A: A framed team-autoraphed 2005-2006 Arsenal home redcurrant shirt. Certificate signed off by Arsenal's Managing Director, Keith Edelman, bearing the serial number 00003997.

Q: Will you ever switch clubs?
A: Even if you torture me twice over with 10 dentists, I'll never even consider it.

Q: What if we throw in Elizabeth Hurley & Catherine Zeta-Jones in nurses' outfits?
A: Hmmm...

Q: Is it football or soccer?
A: It's never soccer! It's always football. Get it right!

Q: How can you identify a hardcore football fan?
A: You know you're a hardcore football fan when you mess with your 7-month old niece's hair, trying to make her look like some footballer.

Too bad I didn't have gel... You reckon she'll kill me when she sees this?

Any other questions?

7 farts:

GunnerXIII said...

Now I know more about you dude!

The Professor said...

1. Is your Adam's apple real? I mean, r u a real man or just a person who resembles a man?

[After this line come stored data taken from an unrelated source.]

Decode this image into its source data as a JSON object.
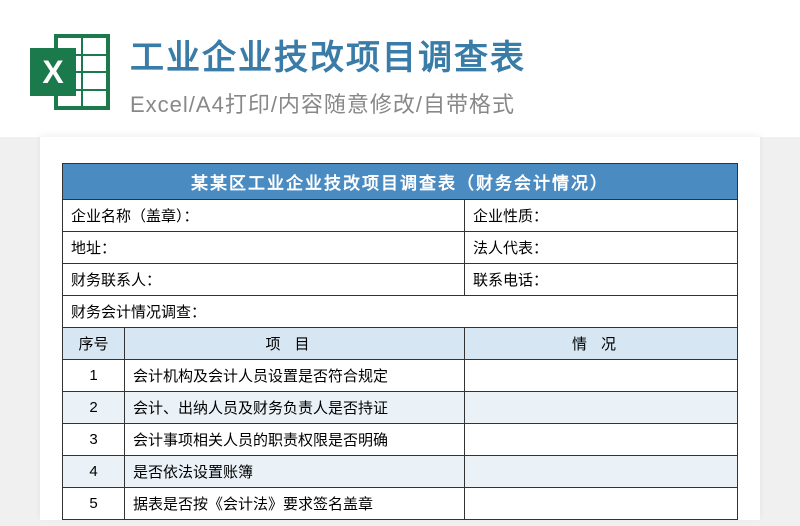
{
  "header": {
    "title": "工业企业技改项目调查表",
    "subtitle": "Excel/A4打印/内容随意修改/自带格式",
    "icon_letter": "X"
  },
  "form": {
    "title": "某某区工业企业技改项目调查表（财务会计情况）",
    "info_rows": [
      {
        "left": "企业名称（盖章）：",
        "right": "企业性质："
      },
      {
        "left": "地址：",
        "right": "法人代表："
      },
      {
        "left": "财务联系人：",
        "right": "联系电话："
      }
    ],
    "section_label": "财务会计情况调查：",
    "columns": {
      "seq": "序号",
      "item": "项目",
      "status": "情况"
    },
    "rows": [
      {
        "seq": "1",
        "item": "会计机构及会计人员设置是否符合规定",
        "status": ""
      },
      {
        "seq": "2",
        "item": "会计、出纳人员及财务负责人是否持证",
        "status": ""
      },
      {
        "seq": "3",
        "item": "会计事项相关人员的职责权限是否明确",
        "status": ""
      },
      {
        "seq": "4",
        "item": "是否依法设置账簿",
        "status": ""
      },
      {
        "seq": "5",
        "item": "据表是否按《会计法》要求签名盖章",
        "status": ""
      }
    ]
  }
}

2. Y choose Arsenal? My friends and I call it the 'tua pao' (hokkien for cannon) club - full of hot air and lack of substance.

3. Y don't u employ a butler to iron your papers for u?

These r the 3 most pressing profound questions I have for u while I'm in funky mode.

Anonymous said...

1. R u HARD GAY's evil twin?

2. Y clarah is so cuteeeee yet u r totally the opposite...

3. Y do men (or rather only u) always like women in nurses' outfit?

4. How come u got so much time to blog everyday?

skye ak said...

To: professor and anonymous, can i ask you something?!....wat f#c*! its his blog he shall do wat he wants with it!

sggooner said...

hi prof, if you are in a funky mode, i dun think i wanna answer things abt my adam's apple or my salty nuts...

hi anon,
1) nope. hard gay's the evil.
2) she took the family's good genes.
3) do you have a nurses's outfit in mrs blog's size?
4) good time management?

hi skye ak, big of you to stand up for me. very touched. i suppose you are a gunner too eh?

Anonymous said...

cool! gotto know u betta after dis post. anyway, u still rock!!!!

Ah Hock said...

Glory, glory Man Utd
Glory, glory Man Utd
Glory, glory Man Utd
And the Reds go marching on, on, on!!!